Crime et châtiment de deux Chasseurs d’hommes
Par Nausicaa Dewez, le 17 décembre 2016
Pour Le Rayon Vert

Les chasses du comte Zaroff

Crime et châtiment de deux Chasseurs d’hommes

Crime et châtiment de deux Chasseurs d’hommes

Entre « Les Chasses du Comte Zaroff » (1932) et « Soudain, l’été dernier (1959) »

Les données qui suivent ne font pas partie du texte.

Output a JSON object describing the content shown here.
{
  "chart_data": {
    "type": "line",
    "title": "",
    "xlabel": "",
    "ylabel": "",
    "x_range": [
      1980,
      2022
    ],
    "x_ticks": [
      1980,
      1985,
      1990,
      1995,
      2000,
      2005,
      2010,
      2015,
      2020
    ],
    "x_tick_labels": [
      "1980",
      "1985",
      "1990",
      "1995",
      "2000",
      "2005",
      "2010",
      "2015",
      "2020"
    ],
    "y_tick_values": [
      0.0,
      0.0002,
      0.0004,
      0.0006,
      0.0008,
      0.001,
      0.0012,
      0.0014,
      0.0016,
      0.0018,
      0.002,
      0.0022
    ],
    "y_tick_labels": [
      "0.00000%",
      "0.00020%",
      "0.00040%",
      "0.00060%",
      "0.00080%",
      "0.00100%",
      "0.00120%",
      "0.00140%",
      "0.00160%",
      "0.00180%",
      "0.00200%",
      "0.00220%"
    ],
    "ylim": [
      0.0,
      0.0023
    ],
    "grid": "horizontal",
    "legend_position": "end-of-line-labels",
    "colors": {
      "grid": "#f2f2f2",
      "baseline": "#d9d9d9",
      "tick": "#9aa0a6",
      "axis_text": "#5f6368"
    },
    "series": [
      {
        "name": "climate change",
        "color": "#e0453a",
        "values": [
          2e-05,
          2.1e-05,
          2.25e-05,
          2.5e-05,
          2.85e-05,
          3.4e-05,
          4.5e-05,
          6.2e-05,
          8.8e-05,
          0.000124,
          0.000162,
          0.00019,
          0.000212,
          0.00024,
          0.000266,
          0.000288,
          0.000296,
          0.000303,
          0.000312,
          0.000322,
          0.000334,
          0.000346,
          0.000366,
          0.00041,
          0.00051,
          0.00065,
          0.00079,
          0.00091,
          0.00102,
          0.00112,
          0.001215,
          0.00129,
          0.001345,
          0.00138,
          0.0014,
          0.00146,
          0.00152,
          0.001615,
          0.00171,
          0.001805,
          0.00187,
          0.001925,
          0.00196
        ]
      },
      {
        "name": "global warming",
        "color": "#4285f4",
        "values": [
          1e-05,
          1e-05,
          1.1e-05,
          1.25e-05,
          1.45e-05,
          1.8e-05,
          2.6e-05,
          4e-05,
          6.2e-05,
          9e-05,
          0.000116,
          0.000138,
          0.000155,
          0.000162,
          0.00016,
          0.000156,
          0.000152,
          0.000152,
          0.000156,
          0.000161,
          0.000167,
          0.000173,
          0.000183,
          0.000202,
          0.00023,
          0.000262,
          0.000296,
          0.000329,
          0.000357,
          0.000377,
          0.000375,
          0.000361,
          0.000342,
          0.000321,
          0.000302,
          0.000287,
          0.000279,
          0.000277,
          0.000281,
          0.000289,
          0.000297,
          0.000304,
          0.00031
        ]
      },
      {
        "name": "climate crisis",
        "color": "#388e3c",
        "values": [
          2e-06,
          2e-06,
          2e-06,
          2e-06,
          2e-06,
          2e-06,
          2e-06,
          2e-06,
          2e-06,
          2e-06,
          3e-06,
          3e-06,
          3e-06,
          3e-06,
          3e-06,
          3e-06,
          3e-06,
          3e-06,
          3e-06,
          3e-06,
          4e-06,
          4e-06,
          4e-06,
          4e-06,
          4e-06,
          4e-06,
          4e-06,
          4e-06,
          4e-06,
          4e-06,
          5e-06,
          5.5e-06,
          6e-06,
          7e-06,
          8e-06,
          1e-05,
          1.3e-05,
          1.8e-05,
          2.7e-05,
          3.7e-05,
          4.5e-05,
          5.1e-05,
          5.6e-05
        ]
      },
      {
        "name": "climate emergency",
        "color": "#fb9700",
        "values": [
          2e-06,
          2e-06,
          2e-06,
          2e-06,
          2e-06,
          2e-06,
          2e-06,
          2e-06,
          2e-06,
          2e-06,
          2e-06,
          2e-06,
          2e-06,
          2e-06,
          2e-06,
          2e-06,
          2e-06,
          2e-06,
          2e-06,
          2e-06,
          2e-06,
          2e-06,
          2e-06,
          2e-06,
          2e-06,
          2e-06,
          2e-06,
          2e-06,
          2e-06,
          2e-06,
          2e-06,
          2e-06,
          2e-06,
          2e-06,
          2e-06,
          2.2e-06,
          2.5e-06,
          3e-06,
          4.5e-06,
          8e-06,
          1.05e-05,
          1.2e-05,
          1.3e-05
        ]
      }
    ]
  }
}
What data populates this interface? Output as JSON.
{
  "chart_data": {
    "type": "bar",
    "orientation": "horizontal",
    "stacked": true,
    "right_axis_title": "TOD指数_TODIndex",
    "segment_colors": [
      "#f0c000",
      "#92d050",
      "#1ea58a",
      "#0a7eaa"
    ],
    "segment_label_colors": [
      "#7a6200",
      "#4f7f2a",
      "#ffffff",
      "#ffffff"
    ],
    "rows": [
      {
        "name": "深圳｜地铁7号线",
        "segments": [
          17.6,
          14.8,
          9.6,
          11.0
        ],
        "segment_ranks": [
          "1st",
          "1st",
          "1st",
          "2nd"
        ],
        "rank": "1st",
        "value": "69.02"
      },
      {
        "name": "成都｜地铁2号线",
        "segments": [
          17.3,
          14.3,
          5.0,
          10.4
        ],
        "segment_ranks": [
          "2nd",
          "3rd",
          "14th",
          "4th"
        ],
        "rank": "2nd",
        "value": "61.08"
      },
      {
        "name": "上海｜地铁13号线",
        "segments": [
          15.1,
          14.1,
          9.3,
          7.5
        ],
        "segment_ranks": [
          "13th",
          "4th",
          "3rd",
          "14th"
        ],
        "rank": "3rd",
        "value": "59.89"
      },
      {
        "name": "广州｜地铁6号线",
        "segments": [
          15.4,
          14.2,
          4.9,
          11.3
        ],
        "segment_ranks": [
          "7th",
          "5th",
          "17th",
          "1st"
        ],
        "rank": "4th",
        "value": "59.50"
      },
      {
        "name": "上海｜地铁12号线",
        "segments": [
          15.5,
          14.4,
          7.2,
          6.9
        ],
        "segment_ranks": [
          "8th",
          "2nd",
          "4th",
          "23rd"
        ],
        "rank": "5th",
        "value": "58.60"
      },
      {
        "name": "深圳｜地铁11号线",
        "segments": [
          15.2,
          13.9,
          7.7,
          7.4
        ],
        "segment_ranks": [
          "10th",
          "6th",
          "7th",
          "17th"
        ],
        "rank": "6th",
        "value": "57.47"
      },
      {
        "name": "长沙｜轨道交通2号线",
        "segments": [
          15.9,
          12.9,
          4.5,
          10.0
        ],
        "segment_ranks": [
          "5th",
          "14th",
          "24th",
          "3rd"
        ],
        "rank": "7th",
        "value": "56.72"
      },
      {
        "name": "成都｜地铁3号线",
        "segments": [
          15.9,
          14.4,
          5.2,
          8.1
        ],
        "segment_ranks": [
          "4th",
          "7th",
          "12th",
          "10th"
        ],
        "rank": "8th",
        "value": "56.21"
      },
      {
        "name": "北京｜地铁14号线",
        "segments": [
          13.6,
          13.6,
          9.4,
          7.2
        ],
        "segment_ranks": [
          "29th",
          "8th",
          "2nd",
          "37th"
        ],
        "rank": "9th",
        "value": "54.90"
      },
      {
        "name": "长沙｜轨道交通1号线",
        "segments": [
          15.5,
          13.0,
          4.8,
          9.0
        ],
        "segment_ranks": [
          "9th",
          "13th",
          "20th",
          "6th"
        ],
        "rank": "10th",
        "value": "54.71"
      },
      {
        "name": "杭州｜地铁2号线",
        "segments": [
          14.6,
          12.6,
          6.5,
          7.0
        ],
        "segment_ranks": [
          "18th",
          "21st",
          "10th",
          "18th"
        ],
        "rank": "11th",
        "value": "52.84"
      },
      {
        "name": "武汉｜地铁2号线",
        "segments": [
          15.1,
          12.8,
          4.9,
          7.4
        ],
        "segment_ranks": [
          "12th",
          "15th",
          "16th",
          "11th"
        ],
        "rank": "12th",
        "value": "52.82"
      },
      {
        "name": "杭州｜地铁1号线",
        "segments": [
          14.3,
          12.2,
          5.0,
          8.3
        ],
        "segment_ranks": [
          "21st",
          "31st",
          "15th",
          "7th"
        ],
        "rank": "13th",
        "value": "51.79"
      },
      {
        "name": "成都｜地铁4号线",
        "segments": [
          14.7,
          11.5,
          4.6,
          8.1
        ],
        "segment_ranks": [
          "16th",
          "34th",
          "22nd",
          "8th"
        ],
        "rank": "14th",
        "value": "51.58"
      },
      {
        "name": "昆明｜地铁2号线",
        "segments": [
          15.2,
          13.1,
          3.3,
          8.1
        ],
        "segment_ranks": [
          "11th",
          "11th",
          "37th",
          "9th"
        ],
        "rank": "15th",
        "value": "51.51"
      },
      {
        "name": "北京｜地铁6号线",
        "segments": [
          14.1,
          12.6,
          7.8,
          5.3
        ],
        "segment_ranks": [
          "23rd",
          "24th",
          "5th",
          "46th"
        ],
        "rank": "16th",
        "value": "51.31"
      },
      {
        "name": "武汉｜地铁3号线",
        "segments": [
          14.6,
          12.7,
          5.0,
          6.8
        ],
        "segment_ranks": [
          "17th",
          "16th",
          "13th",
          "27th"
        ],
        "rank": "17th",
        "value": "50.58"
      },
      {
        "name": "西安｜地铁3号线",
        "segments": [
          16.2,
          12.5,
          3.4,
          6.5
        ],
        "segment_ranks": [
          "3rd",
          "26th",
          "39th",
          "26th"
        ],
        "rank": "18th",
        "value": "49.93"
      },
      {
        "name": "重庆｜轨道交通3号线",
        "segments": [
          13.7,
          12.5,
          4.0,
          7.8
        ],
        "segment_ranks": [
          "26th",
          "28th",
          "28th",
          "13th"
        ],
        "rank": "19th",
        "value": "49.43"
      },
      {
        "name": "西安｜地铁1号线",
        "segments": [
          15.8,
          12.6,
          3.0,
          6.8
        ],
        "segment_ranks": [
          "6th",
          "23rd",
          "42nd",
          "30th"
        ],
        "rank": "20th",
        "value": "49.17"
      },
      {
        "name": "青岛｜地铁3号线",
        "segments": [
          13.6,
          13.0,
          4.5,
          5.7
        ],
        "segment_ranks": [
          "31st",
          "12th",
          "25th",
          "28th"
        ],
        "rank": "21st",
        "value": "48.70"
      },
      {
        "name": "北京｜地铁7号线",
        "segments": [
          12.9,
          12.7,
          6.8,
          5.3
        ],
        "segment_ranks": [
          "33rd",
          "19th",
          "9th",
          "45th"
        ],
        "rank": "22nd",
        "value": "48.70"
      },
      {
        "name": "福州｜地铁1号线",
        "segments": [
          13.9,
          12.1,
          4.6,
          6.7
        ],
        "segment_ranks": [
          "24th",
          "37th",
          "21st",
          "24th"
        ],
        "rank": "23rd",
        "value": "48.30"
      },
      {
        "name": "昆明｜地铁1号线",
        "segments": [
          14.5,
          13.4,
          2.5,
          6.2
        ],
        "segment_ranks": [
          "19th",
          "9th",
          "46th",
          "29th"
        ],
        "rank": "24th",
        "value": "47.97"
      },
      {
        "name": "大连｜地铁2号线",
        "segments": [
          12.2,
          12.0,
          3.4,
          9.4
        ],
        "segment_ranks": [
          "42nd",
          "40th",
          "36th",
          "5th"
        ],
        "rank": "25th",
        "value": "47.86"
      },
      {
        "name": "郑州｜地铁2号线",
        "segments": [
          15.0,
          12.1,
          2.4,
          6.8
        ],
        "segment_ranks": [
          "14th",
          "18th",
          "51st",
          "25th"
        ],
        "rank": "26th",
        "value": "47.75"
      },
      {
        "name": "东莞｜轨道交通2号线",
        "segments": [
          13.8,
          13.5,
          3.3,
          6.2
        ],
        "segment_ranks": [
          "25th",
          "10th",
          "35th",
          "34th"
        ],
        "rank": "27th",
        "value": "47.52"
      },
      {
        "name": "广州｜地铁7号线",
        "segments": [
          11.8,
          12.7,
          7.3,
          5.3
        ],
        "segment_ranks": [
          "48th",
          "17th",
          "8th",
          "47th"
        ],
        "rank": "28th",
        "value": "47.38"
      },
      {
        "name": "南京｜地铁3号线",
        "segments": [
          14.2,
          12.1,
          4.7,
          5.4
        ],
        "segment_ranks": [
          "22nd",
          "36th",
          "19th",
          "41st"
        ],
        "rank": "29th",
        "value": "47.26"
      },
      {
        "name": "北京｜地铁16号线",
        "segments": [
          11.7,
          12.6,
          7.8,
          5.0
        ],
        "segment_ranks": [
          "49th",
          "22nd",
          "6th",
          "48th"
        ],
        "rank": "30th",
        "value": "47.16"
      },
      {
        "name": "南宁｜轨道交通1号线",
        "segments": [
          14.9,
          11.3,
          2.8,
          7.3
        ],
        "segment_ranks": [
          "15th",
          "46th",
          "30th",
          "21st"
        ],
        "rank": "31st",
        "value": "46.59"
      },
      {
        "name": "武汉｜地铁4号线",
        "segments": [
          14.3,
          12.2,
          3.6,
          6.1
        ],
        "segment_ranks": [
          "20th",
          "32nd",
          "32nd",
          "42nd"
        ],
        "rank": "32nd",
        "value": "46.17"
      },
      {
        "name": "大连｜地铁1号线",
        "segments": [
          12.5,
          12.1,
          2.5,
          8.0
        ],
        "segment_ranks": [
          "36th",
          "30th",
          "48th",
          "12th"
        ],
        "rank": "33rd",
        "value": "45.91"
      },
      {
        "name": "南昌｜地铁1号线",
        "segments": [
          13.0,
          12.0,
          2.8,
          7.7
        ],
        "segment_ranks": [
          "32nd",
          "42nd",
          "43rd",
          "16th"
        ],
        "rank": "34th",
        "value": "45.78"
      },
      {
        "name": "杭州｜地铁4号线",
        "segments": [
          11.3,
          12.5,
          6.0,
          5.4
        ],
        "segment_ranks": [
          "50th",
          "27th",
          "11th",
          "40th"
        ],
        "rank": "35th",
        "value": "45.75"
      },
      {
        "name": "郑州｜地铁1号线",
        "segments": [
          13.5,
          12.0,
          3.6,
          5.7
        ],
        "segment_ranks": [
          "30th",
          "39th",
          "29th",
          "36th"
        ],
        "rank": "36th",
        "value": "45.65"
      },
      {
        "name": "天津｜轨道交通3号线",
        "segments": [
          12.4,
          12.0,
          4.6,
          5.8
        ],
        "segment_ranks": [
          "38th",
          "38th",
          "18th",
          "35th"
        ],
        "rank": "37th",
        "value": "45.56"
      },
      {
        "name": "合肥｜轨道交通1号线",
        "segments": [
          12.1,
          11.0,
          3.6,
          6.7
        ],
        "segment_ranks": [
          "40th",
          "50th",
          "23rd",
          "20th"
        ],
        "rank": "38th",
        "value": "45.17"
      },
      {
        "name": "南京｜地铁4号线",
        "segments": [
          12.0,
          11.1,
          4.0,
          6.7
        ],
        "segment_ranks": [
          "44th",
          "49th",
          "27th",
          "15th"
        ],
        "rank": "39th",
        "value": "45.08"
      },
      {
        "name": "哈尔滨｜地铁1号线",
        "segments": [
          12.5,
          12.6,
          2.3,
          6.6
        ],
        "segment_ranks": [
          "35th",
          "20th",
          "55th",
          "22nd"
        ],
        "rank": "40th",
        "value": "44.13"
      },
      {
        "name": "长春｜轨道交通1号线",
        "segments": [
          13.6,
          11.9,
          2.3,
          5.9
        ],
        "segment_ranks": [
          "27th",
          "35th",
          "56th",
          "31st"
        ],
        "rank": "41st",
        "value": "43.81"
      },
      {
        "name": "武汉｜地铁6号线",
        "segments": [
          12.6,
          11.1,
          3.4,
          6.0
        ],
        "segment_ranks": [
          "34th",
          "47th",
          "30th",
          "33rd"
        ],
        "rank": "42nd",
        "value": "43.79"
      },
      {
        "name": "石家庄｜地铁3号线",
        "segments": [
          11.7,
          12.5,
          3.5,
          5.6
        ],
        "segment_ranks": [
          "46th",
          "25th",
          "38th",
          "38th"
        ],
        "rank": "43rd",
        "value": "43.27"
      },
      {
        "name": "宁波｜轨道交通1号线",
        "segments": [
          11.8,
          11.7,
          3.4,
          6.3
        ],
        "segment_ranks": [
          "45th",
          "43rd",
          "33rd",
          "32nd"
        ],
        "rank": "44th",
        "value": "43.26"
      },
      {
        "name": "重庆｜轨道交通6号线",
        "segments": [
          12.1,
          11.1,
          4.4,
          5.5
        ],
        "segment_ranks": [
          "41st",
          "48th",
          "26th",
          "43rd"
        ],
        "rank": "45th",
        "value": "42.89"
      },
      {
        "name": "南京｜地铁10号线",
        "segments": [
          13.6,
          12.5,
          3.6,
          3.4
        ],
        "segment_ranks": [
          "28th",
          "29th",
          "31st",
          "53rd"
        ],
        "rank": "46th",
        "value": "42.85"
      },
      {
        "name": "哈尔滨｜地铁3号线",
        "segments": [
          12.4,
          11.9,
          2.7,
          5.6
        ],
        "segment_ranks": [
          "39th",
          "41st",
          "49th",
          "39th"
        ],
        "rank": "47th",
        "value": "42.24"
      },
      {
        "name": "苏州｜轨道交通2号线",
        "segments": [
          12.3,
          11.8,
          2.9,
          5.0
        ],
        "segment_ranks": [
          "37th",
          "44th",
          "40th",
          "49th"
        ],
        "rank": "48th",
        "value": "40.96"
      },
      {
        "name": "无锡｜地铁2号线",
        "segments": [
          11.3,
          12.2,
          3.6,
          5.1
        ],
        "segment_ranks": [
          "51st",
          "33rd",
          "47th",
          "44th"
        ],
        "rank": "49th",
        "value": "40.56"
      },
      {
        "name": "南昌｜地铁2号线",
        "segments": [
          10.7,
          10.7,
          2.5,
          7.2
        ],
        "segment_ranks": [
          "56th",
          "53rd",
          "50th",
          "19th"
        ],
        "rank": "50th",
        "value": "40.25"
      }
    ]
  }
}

D’une part, The Most Dangerous Game, film de la RKO réalisé par Ernest B. Schoedsack et Irving Pichel, adapté de la nouvelle homonyme de Richard Connell et tourné en 1932, en même temps et avec la même équipe que King Kong. D’autre part, Soudain l’été dernier (Suddenly, Last Summer, long-métrage de la Columbia réalisé en 1959 par Joseph L. Mankiewicz qui a adapté une pièce de théâtre de Tennessee Williams, dont le prestigieux casting comprend notamment Elizabeth Taylor, Katharine Hepburn et Montgomery Clift. Entre ces deux films, pas (ou si peu) de points communs à première vue. Pourtant, les deux métrages s’articulent autour d’un personnage masculin dont l’activité de prédilection est la chasse à l’homme et qui sera puni pour cette passion coupable. Dans Soudain l’été dernier, le chasseur en question est Sebastian, jeune homme élégant à la santé fragile. Ce dernier part en voyage tous les étés pour chasser les jeunes garçons, utilisant sa mère puis sa cousine comme appâts – jusqu’aux dernières vacances où les garçons pauvres qu’il avait ainsi attirés à lui se sont unis pour le pourchasser et, dans un déchaînement de haine et de violence, le démembrer et le dévorer. Dans The Most Dangerous Game, la chasse à l’homme s’entend au sens littéral. Le comte Zaroff (interprété par Leslie Banks) est passionné par la chasse au gros gibier et, en quête perpétuelle de nouvelles sensations, il s’est tourné vers le gibier le plus dangereux (le « game » du titre original du film(1)Concernant le titre français, le film est initialement sorti sous le titre La chasse du comte Zaroff, mais c’est sous l’étiquette Les chasses du comte Zaroff que le métrage s’est popularisé et est le plus connu aujourd’hui. Nous utiliserons ce titre dans la suite de l’article. peut d’ailleurs aussi bien se traduire par « gibier » que par « jeu ») et le plus excitant, l’homme, qu’il chasse à l’arc à flèche ou au fusil selon un rituel bien établi. Un jour, une proie plus coriace que les autres, Bob Rainsford, chasseur de fauves lui-même, déjoue les pièges de Zaroff et parvient à lui échapper. Le comte, blessé, s’effondre au milieu de ses chiens de chasse affamés qui le dévorent. Les deux films mettent donc en scène la transgression d’interdits fondamentaux à travers deux personnages, Sebastian et Zaroff, qui partagent de nombreux traits et qui sont pourtant mis en scène de manière radicalement différente l’un de l’autre.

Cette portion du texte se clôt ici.